IT contractors prepare for new small-business rule

Rule will give all small firms receiving contracts through preference awards 30 days to report any mergers or acquisitions that affect their size.

TYSONS CORNER, Va. -- Government information technology contractors are scrambling to learn more about new re-certification rules set to go in place later this year for small businesses working with the government.

The Information Technology Association of America hosted a breakfast on the topic here Wednesday with attorneys, consultants and a representative from the Small Business Administration, which is imposing the regulation that goes in effect in June.

Under the new rule, all small businesses receiving contracts through preference awards will have 30 days to report any mergers or acquisitions that affect the size of their business. In the fifth year of any long-term contracts with federal agencies, they also will have to report any updates on the size of their business.

"The agency always had the option to ask you to re-certify. Now it's a much more formal process," said Valerie Perlowitz, president and CEO of Reliable Integration Services, which manages large networks for the Defense Department and other agencies.

The rule proposed in 2003 was designed to fix a perceived loophole.
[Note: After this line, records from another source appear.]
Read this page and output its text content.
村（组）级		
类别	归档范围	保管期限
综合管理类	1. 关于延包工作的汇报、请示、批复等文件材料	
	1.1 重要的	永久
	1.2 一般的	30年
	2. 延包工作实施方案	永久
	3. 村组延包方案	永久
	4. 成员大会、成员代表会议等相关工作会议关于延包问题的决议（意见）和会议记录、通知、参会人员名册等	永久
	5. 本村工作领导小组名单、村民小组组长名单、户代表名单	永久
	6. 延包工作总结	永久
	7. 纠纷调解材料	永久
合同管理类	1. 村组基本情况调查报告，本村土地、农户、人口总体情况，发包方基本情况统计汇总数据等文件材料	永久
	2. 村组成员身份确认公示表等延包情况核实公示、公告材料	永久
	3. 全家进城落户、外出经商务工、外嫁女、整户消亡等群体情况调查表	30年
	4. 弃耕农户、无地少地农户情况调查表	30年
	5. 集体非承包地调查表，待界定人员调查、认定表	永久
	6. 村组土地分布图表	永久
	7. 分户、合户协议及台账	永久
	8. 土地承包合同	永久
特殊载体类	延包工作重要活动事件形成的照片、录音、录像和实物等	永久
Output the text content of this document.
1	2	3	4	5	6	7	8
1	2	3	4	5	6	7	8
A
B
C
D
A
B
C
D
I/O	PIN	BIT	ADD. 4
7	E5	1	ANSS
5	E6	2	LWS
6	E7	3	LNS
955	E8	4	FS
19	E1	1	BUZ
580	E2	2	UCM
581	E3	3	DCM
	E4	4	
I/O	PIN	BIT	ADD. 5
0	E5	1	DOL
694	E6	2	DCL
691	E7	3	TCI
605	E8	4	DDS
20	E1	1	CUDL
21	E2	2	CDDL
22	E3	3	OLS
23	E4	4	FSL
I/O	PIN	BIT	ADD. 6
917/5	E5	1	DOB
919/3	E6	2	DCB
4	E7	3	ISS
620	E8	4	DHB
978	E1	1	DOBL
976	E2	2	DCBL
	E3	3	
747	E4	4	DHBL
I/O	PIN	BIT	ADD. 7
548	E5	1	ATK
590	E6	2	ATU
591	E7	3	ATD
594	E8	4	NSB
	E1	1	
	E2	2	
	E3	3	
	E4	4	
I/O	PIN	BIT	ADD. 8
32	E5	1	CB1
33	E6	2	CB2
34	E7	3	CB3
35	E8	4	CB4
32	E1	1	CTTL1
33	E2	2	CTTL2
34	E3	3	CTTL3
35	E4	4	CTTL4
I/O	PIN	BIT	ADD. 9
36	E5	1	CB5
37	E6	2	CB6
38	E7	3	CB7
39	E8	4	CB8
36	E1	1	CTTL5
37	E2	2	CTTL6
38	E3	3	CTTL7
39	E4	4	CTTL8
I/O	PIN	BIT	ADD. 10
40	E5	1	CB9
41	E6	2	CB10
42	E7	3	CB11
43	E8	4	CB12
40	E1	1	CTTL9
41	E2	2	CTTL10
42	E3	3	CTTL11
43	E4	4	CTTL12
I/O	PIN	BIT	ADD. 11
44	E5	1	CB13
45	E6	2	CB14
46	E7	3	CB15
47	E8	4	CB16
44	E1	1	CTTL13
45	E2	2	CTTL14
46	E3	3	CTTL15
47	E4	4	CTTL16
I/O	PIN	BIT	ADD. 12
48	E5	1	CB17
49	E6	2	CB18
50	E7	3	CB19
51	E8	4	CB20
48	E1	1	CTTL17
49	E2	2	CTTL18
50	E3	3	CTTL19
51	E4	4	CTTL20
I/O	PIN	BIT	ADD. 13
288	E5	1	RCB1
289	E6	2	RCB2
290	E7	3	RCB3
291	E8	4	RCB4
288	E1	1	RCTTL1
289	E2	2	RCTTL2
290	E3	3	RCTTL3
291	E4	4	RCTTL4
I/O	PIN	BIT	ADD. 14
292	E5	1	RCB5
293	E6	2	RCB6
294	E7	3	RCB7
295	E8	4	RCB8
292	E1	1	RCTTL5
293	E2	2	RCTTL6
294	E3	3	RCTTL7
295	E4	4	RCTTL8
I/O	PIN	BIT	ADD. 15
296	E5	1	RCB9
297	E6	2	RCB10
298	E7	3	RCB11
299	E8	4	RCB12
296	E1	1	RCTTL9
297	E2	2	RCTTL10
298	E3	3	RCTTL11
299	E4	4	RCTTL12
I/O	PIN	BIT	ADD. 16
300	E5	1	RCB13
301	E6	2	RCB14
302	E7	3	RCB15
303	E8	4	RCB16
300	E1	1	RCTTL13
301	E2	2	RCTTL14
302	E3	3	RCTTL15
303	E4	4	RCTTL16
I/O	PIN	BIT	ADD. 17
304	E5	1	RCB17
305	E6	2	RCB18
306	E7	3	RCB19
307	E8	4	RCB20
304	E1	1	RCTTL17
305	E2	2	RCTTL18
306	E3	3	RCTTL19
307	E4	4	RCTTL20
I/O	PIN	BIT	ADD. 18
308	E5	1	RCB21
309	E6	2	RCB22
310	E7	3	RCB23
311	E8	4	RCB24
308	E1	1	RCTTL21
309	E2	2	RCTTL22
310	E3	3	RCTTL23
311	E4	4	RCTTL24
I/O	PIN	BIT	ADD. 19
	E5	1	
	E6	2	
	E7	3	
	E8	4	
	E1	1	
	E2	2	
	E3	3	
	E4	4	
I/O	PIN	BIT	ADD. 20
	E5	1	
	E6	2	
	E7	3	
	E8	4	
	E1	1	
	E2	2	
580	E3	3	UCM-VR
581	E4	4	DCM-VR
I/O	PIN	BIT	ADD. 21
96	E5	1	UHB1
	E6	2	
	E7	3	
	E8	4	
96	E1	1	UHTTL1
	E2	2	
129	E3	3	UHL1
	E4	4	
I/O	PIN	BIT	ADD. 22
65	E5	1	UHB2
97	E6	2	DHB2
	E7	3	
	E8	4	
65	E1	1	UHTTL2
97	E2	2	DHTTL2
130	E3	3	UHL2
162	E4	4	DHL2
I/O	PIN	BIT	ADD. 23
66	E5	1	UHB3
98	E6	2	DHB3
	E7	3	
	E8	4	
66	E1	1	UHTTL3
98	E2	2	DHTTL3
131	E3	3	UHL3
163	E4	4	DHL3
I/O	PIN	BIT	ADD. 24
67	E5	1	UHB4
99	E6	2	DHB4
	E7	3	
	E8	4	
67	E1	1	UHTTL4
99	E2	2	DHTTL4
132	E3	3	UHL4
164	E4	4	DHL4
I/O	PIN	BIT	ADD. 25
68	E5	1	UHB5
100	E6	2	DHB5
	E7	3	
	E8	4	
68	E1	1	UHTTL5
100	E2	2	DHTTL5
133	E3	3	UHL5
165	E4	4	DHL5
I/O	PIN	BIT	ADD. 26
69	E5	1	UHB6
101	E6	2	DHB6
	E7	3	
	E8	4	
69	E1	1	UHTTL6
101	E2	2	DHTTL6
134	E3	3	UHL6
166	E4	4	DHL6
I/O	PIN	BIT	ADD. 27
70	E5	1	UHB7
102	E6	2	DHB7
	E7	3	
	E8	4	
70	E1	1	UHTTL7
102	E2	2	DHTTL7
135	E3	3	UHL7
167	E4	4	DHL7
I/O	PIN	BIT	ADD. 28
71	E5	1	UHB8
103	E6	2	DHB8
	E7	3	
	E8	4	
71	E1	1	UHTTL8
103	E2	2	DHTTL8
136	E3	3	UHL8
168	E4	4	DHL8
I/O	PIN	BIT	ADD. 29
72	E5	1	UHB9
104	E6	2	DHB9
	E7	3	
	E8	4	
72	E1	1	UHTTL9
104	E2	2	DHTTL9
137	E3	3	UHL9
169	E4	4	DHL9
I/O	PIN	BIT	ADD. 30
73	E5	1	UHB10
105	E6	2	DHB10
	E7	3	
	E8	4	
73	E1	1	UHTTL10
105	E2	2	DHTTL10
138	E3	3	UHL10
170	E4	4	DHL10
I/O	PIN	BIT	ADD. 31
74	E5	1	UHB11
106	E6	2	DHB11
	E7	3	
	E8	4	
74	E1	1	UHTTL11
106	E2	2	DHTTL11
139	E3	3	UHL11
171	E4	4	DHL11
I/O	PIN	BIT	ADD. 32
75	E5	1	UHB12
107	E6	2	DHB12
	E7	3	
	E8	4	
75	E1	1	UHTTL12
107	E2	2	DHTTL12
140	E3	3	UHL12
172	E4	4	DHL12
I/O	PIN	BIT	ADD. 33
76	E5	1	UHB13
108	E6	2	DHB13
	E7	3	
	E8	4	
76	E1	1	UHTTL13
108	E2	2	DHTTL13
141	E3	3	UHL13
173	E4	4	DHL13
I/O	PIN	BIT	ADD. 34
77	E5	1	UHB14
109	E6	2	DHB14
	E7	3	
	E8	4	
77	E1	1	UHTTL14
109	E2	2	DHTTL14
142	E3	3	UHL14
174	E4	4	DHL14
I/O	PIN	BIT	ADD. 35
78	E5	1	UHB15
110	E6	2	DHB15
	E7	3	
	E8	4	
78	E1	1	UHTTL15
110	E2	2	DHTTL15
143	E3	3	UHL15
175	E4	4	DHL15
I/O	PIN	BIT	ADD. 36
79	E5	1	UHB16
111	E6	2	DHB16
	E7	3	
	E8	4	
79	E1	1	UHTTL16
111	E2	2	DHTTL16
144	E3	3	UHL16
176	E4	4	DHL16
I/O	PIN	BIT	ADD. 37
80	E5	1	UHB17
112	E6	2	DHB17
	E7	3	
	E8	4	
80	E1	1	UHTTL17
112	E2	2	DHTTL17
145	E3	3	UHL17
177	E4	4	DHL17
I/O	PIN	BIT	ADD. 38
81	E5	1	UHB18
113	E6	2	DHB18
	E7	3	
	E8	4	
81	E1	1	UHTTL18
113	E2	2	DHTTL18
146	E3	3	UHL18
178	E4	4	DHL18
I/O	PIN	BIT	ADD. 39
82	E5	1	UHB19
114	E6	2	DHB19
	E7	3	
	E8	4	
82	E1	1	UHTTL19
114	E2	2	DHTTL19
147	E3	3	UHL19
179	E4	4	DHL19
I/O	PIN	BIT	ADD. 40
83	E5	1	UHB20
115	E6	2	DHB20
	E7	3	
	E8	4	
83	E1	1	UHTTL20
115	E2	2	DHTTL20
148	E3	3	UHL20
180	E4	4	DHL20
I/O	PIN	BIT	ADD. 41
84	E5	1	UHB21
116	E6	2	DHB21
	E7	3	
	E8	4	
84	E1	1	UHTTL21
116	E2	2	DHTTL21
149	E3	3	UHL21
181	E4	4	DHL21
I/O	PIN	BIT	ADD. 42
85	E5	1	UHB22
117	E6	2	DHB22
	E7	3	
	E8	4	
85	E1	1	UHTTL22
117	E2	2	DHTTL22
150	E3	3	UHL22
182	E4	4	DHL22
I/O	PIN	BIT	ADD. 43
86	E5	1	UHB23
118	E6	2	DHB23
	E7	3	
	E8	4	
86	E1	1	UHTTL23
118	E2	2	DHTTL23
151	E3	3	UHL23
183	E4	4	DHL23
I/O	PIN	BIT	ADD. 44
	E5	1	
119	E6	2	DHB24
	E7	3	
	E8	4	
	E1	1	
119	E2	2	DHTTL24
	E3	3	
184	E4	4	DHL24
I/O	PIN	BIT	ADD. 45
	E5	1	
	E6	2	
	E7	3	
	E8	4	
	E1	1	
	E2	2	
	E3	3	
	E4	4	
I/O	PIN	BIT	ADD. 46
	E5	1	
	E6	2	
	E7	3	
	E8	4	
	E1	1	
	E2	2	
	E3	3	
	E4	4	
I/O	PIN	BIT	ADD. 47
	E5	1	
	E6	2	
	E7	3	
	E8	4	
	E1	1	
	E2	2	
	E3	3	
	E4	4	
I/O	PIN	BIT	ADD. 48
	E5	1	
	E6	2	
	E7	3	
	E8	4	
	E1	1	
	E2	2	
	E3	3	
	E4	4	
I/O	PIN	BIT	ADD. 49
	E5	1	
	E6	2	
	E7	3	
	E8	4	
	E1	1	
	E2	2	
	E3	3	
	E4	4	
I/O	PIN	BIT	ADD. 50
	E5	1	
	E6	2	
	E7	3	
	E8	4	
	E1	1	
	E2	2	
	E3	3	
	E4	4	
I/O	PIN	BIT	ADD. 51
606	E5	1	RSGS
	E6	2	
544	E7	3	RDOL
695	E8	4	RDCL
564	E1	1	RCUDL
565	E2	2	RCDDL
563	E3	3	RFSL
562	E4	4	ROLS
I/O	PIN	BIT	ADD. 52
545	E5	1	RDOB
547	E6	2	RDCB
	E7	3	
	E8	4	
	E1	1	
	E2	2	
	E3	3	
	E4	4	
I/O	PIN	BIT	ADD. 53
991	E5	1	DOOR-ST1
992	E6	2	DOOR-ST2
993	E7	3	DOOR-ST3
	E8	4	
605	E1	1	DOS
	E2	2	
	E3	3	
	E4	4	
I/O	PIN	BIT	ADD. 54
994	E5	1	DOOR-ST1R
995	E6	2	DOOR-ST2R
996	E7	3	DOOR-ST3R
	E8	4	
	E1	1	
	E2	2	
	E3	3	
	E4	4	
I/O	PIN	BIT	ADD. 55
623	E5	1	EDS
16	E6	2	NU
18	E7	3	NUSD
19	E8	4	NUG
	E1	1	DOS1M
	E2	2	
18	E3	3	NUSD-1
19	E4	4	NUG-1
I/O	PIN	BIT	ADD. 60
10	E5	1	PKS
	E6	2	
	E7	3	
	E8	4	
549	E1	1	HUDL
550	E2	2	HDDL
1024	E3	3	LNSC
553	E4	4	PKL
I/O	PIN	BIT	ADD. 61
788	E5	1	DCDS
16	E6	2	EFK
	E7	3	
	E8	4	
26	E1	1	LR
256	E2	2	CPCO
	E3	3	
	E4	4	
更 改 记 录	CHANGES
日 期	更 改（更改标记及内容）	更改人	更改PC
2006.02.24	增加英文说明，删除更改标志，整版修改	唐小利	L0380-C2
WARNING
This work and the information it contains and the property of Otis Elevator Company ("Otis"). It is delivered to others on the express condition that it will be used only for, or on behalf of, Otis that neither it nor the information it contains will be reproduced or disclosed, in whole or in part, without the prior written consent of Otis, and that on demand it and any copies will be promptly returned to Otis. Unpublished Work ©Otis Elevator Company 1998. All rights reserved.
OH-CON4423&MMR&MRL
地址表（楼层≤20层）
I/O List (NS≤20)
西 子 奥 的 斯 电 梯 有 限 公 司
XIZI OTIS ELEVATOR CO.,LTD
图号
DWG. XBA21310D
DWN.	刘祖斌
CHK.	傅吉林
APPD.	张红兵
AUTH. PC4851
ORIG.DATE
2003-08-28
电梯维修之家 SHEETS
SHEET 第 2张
SBA estimates that in its first year, the rule will impact 2,300 small businesses that may no longer be so small.

Dean Koppel, the assistant administrator of SBA's office of research and policy, said agencies do not necessarily have to search for new contractors if companies are found to no longer qualify for special treatment as small businesses, but he said that is likely to happen.

Todd Overman, an attorney at Hogan & Hartson, said the impact likely will be less business "flowing to companies that can't define that they're small and a decrease in the acquisition value of a small business." Overman said an interested buyer of a firm likely will think twice because the future revenue stream of that small company will be more uncertain.

He said the re-certification rule also applies to joint ventures that some small companies have with larger companies, but so far it does not apply to subcontractors.

"It could potentially have an impact on stock valuations," Perlowitz said of the reporting rule.

Dennis Roberts, chairman of The McLean Group, a private investment bank specializing in mergers and acquisitions, added: "It is serious. It is certainly not deadly. It will make merger and acquisition transactions certainly more difficult and done with greater pondering."

Olga Grkavac, who handles small-business issues for ITAA, said part of the reason the rule "was so controversial was because it was a surprise." She told Koppel that ITAA commented on it and asked repeatedly for updates, and then it was suddenly enacted.

"Because of this, businesses that had bought other companies recently realized they overpaid and those small businesses thinking of selling were caught short," Grkavac explained during a question to Koppel.

Koppel said the process took a long time behind the scenes to go through both the White House Office of Management and Budget and comments from other agencies on both the proposed and final rules.

Overman said he hopes Congress does not try to impose an annual review of all small-business contracts because of the reporting burden for both companies and the agencies processing all of the information.